Ethel Kidd was a highly active person in Auckland society. She was three times president of Trained Nurses' Association, president of Auckland Trained Nurses Association & Civic League, dominion president of Registered Nurses, dominion president of NZ Free Kindergarten Union for five years, founder of Auckland Hospital Auxiliary and then president for 9 years and a member of Auckland Hospital Board for 10 years. She represented the NZ Council of Women at the Women's International Peace Conference in Copenhagen in 1924 and represented New Zealand at the Women's International Peace Conference at Budapest in 1937. She was made a JP in 1933, received the MBE in 1938 and was the holder of Coronation and Jubilee medals.
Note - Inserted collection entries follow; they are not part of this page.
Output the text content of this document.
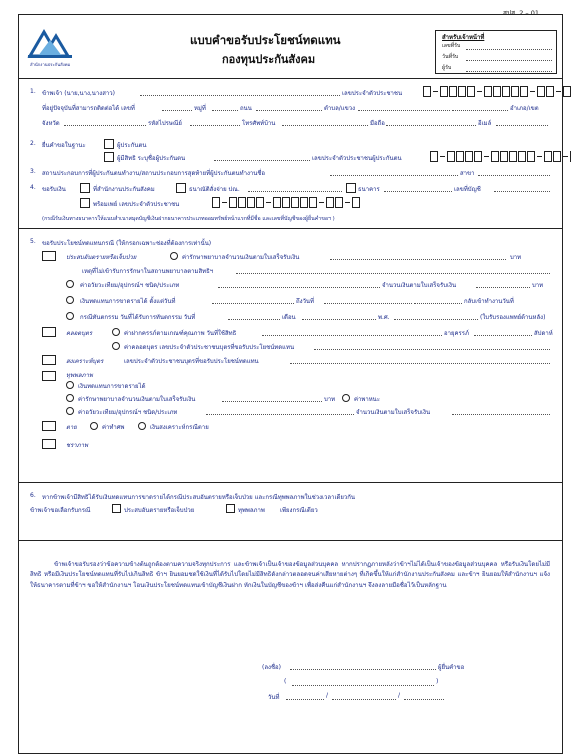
สปส. 2 – 01
สำนักงานประกันสังคม
แบบคำขอรับประโยชน์ทดแทน
กองทุนประกันสังคม
สำหรับเจ้าหน้าที่
เลขที่รับ
วันที่รับ
ผู้รับ
1. ข้าพเจ้า (นาย,นาง,นางสาว)	เลขประจำตัวประชาชน
ที่อยู่ปัจจุบันที่สามารถติดต่อได้ เลขที่	หมู่ที่	ถนน	ตำบล/แขวง	อำเภอ/เขต
จังหวัด	รหัสไปรษณีย์	โทรศัพท์บ้าน	มือถือ	อีเมล์
2. ยื่นคำขอในฐานะ	ผู้ประกันตน
ผู้มีสิทธิ ระบุชื่อผู้ประกันตน	เลขประจำตัวประชาชนผู้ประกันตน
3. สถานประกอบการที่ผู้ประกันตนทำงาน/สถานประกอบการสุดท้ายที่ผู้ประกันตนทำงานชื่อ	สาขา
4. ขอรับเงิน	ที่สำนักงานประกันสังคม	ธนาณัติสั่งจ่าย ปณ.	ธนาคาร	เลขที่บัญชี
พร้อมเพย์ เลขประจำตัวประชาชน
(กรณีรับเงินทางธนาคารให้แนบสำเนาสมุดบัญชีเงินฝากธนาคารประเภทออมทรัพย์หน้าแรกที่มีชื่อ และเลขที่บัญชีของผู้ยื่นคำขอฯ )
5. ขอรับประโยชน์ทดแทนกรณี (ให้กรอกเฉพาะช่องที่ต้องการเท่านั้น)
ประสบอันตรายหรือเจ็บป่วย	ค่ารักษาพยาบาลจำนวนเงินตามใบเสร็จรับเงิน	บาท
เหตุที่ไม่เข้ารับการรักษาในสถานพยาบาลตามสิทธิฯ
ค่าอวัยวะเทียม/อุปกรณ์ฯ ชนิด/ประเภท	จำนวนเงินตามใบเสร็จรับเงิน	บาท
เงินทดแทนการขาดรายได้ ตั้งแต่วันที่	ถึงวันที่	กลับเข้าทำงานวันที่
กรณีทันตกรรม วันที่ได้รับการทันตกรรม วันที่	เดือน	พ.ศ.	(ใบรับรองแพทย์ด้านหลัง)
คลอดบุตร	ค่าฝากครรภ์ตามเกณฑ์คุณภาพ วันที่ใช้สิทธิ	อายุครรภ์	สัปดาห์
ค่าคลอดบุตร เลขประจำตัวประชาชนบุตรที่ขอรับประโยชน์ทดแทน
สงเคราะห์บุตร	เลขประจำตัวประชาชนบุตรที่ขอรับประโยชน์ทดแทน
ทุพพลภาพ
เงินทดแทนการขาดรายได้
ค่ารักษาพยาบาลจำนวนเงินตามใบเสร็จรับเงิน	บาท	ค่าพาหนะ
ค่าอวัยวะเทียม/อุปกรณ์ฯ ชนิด/ประเภท	จำนวนเงินตามใบเสร็จรับเงิน
ตาย	ค่าทำศพ	เงินสงเคราะห์กรณีตาย
ชราภาพ
6. หากข้าพเจ้ามีสิทธิได้รับเงินทดแทนการขาดรายได้กรณีประสบอันตรายหรือเจ็บป่วย และกรณีทุพพลภาพในช่วงเวลาเดียวกัน
ข้าพเจ้าขอเลือกรับกรณี	ประสบอันตรายหรือเจ็บป่วย	ทุพพลภาพ	เพียงกรณีเดียว
ข้าพเจ้าขอรับรองว่าข้อความข้างต้นถูกต้องตามความจริงทุกประการ และข้าพเจ้าเป็นเจ้าของข้อมูลส่วนบุคคล หากปรากฏภายหลังว่าข้าฯไม่ได้เป็นเจ้าของข้อมูลส่วนบุคคล หรือรับเงินโดยไม่มีสิทธิ หรือมีเงินประโยชน์ทดแทนที่รับไปเกินสิทธิ ข้าฯ ยินยอมชดใช้เงินที่ได้รับไปโดยไม่มีสิทธิดังกล่าวตลอดจนค่าเสียหายต่างๆ ที่เกิดขึ้นให้แก่สำนักงานประกันสังคม และข้าฯ ยินยอมให้สำนักงานฯ แจ้งให้ธนาคารตามที่ข้าฯ ขอให้สำนักงานฯ โอนเงินประโยชน์ทดแทนเข้าบัญชีเงินฝาก หักเงินในบัญชีของข้าฯ เพื่อส่งคืนแก่สำนักงานฯ จึงลงลายมือชื่อไว้เป็นหลักฐาน
(ลงชื่อ)	ผู้ยื่นคำขอ
(	)
วันที่	/	/
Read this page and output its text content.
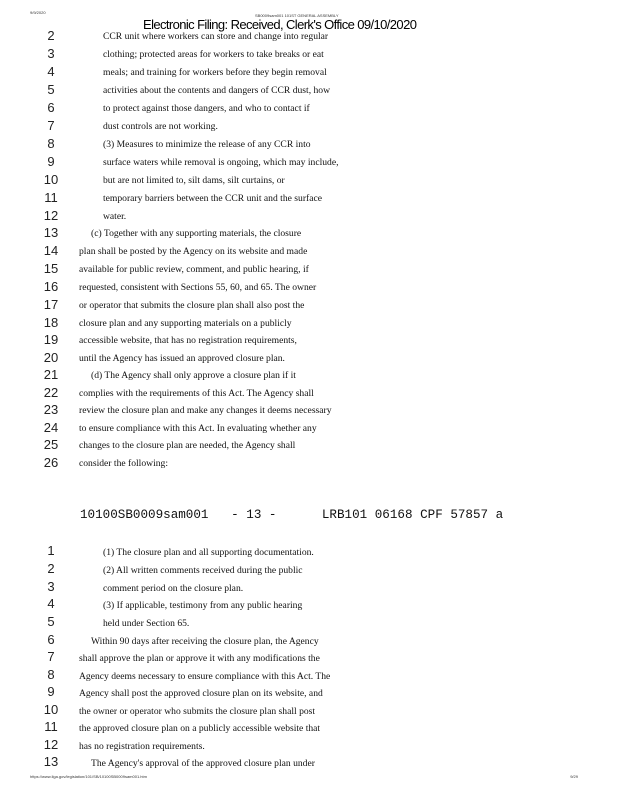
9/9/2020
SB0009sam001 101ST GENERAL ASSEMBLY
Electronic Filing: Received, Clerk's Office 09/10/2020
2	CCR unit where workers can store and change into regular
3	clothing; protected areas for workers to take breaks or eat
4	meals; and training for workers before they begin removal
5	activities about the contents and dangers of CCR dust, how
6	to protect against those dangers, and who to contact if
7	dust controls are not working.
8	(3) Measures to minimize the release of any CCR into
9	surface waters while removal is ongoing, which may include,
10	but are not limited to, silt dams, silt curtains, or
11	temporary barriers between the CCR unit and the surface
12	water.
13	(c) Together with any supporting materials, the closure
14	plan shall be posted by the Agency on its website and made
15	available for public review, comment, and public hearing, if
16	requested, consistent with Sections 55, 60, and 65. The owner
17	or operator that submits the closure plan shall also post the
18	closure plan and any supporting materials on a publicly
19	accessible website, that has no registration requirements,
20	until the Agency has issued an approved closure plan.
21	(d) The Agency shall only approve a closure plan if it
22	complies with the requirements of this Act. The Agency shall
23	review the closure plan and make any changes it deems necessary
24	to ensure compliance with this Act. In evaluating whether any
25	changes to the closure plan are needed, the Agency shall
26	consider the following:
10100SB0009sam001   - 13 -      LRB101 06168 CPF 57857 a
1	(1) The closure plan and all supporting documentation.
2	(2) All written comments received during the public
3	comment period on the closure plan.
4	(3) If applicable, testimony from any public hearing
5	held under Section 65.
6	Within 90 days after receiving the closure plan, the Agency
7	shall approve the plan or approve it with any modifications the
8	Agency deems necessary to ensure compliance with this Act. The
9	Agency shall post the approved closure plan on its website, and
10	the owner or operator who submits the closure plan shall post
11	the approved closure plan on a publicly accessible website that
12	has no registration requirements.
13	The Agency's approval of the approved closure plan under
https://www.ilga.gov/legislation/101/SB/10100SB0009sam001.htm	9/29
In 1910 Mr and Mrs Kidd travelled to England by way of ten days in Sydney, Cairo and the Pyramids, landing from the SS Otway in Naples, then travelled to Rome, Venice, Monte Carlo, Nice and Paris. They arrived in England in time to attend the Derby in May 1911. During this journey, Kidd told a reporter " I have travelled largely over the continent and I still hold that there are within our own dominion better sights and scenes than any I have seen on my travels". In September they travelled through the Home Counties, then went to Belgium and Germany. They had intended to leave for New Zealand from Naples in October but changed their minds, possibly as they had let the house in Auckland for a longer period. They went on to travel in Ireland and England and passed November in Scotland. Over the Christmas period, the Kidds travelled in Yorkshire and Lancashire. In March 1912 the Kidds travelled to Switzerland, the Riviera, Paris, Berlin and northern Italy, then returned to England in order that Kidd could attend the first levee at St James’s Palace and Mrs Kidd could be presented at the first court of the season. Kidd was presented to King Edward VII on Monday 2 March by Sir William Hall-Jones, the NZ High Commissioner. On 8 March Mrs Kidd was presented to the King and Queen by Mrs Lewis Harcourt, the wife of the Secretary of State for the Colonies. Mrs Kidd’s gown was "of ivory satin with an overdress of d’Alencon lace arranged in paniers. The train was an old French design of gold and white chiffon brocade hemmed with graduated cloth of gold falling from both shoulders in a cascade, allowing the lace gown to appear through. Mrs Kidd’s bouquet was an early Victorian posy composed of mauve orchids, white lilac, pink rosebuds and blue forget me nots. It was tied with streamers of mauve and pink ribbons". They left England in the Mauretania travelling to New York, and then travelled to Chicago and Winnipeg. They visited the Rockies, then met the Zealandia in Vancouver on 15 April and reached New Zealand on 7 May 1912.
The house at 28 Domain Road (now 74 & 76 Gillies Avenue) was advertised to let, furnished, in the Auckland Star of 17 February 1911 and described as a "Alfred Kidd’s, Esq., beautiful property in Domain Road Epsom" with "a house of nine rooms with all modern conveniences, stables, tennis lawn, good garden and about 2 acres of land".